At Greg's wedding, they wore buttons that said "I'm the groom," and "I'm the best man." "Some people still got confused," says Greg.
They were very close. "It's like having a friend who you never have to worry about what you say, when you say it. You can always count on them - and to the extremes," says Gregory.
Even when they got married, Gregory to Aileen, Stephen to Gabrielle, the twins still shared everything.
"When I was giving birth to Madison," says Aileen, "I was in the height of my labor and Gregory said, 'I'll be right back,' and I said, 'Where are you going?' (He said) 'I'm just going to call Steve.'" Not long after Madison was born, Stephen had a little girl named Madeline.
But Gregory never counted on losing Stephen. The brothers both worked in finance – Stephen as a bond broker in the North Tower of the World Trade Center. He was at his vvdesk on the 104th floor on Sept. 11.
In his office just 20 minutes from the city, Greg could only watch: "When the North Tower collapsed- there was a hole that had just ripped through me. I was helpless. I couldn't do anything. And I couldn't help my brother, my twin brother."

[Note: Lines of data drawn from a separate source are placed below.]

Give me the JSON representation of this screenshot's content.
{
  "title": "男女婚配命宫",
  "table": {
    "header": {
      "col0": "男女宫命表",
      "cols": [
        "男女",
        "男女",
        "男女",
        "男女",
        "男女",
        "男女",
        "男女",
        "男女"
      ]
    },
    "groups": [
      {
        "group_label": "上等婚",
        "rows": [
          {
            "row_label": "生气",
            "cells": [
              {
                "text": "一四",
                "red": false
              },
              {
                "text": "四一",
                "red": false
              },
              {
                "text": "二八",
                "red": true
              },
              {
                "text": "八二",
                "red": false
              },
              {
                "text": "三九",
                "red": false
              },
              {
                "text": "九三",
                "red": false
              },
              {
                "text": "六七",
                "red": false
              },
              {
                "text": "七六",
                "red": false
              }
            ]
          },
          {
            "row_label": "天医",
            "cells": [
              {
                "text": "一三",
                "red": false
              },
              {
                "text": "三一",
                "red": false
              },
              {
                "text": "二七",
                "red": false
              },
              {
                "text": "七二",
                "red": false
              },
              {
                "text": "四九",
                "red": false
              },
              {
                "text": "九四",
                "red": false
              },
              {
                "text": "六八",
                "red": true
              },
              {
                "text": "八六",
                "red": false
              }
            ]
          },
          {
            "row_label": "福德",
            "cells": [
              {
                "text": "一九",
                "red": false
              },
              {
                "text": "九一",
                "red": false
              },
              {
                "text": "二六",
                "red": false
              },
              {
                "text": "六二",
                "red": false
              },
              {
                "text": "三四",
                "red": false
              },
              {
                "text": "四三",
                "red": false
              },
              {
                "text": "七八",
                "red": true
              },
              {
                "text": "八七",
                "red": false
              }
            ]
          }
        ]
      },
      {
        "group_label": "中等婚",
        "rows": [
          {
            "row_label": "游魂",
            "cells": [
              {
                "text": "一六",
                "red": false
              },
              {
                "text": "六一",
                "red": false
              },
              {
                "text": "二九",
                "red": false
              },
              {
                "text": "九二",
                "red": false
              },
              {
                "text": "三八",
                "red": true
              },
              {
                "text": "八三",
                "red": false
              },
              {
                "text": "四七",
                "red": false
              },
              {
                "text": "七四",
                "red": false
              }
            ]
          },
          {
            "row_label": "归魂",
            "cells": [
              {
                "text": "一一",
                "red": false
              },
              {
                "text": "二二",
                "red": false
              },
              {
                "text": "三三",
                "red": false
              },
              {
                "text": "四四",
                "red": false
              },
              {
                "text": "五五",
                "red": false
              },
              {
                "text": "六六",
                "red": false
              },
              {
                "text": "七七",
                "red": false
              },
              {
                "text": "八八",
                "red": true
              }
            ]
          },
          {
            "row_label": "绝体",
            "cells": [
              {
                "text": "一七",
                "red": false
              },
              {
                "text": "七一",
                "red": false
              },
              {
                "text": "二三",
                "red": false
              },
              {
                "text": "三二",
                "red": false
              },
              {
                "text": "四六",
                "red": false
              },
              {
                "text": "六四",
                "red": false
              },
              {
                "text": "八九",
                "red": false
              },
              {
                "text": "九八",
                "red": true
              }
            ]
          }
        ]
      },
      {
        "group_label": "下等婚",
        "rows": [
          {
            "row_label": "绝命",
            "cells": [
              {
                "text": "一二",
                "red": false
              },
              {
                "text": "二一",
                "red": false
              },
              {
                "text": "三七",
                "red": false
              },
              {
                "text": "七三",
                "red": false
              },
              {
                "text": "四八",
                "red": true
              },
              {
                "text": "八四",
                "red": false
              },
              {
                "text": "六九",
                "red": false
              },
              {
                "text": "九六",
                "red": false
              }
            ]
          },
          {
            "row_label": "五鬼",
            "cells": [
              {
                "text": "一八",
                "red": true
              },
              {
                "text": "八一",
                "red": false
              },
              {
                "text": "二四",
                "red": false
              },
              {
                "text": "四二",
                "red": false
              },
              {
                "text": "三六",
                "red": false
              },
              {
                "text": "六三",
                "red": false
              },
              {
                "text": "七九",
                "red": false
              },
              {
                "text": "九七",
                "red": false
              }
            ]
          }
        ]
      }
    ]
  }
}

"I know why I feel so bad is a part of me died that day, too," he says. "That's what really happened - part of me died that day."
There were at least 22 twins who died that day in the World Trade Towers… seven of them, including Stephen... were halves of identical sets. If the twin relationship is unique… the loss of a twin is unimaginable.
"Someone said, 'Oh, I can't call Greg "twin" anymore. and I said, 'Oh my God, please don't stop saying that.'"
"I used to consider the word 'twin' a derogatory term towards me, and now I consider it such an endearing - way to express my love for my brother."
Trying to carry on without Stephen has been difficult. He has tried to make life as easy as possible for his niece Madeline, who is 5.
"I'm trying to let her know that 'Madeline, it's OK to cry for your daddy and he's always going to be looking out for you. He's not gonna be there, but he's always gonna be watching out for you. but I'm going to be here.'"
"We went somewhere with Gregory, and Madeline couldn't take her eyes off of him," says Gabrielle, Stephen's wife. "I've never seen Madeline that enamored with Gregory. She just tared at him." Gabrielle says that her daughter is not confused, and knows the difference between her uncle and her father. Madeline agrees.
Greg's resemblance to Stephen is sometimes difficult for Gabrielle to handle. "It's comforting, and it's hard," she says.
It's also hard for Gregory, who is trying to do double duty, while struggling with his own grief. But he has discovered some joy as well. He says that Madeline reminds him of Stephen.
In this way, Madeline may be helping him as well. "People's greatest fear is to be forgotten. And I know that Stephen will never be forgotten," says Gregory.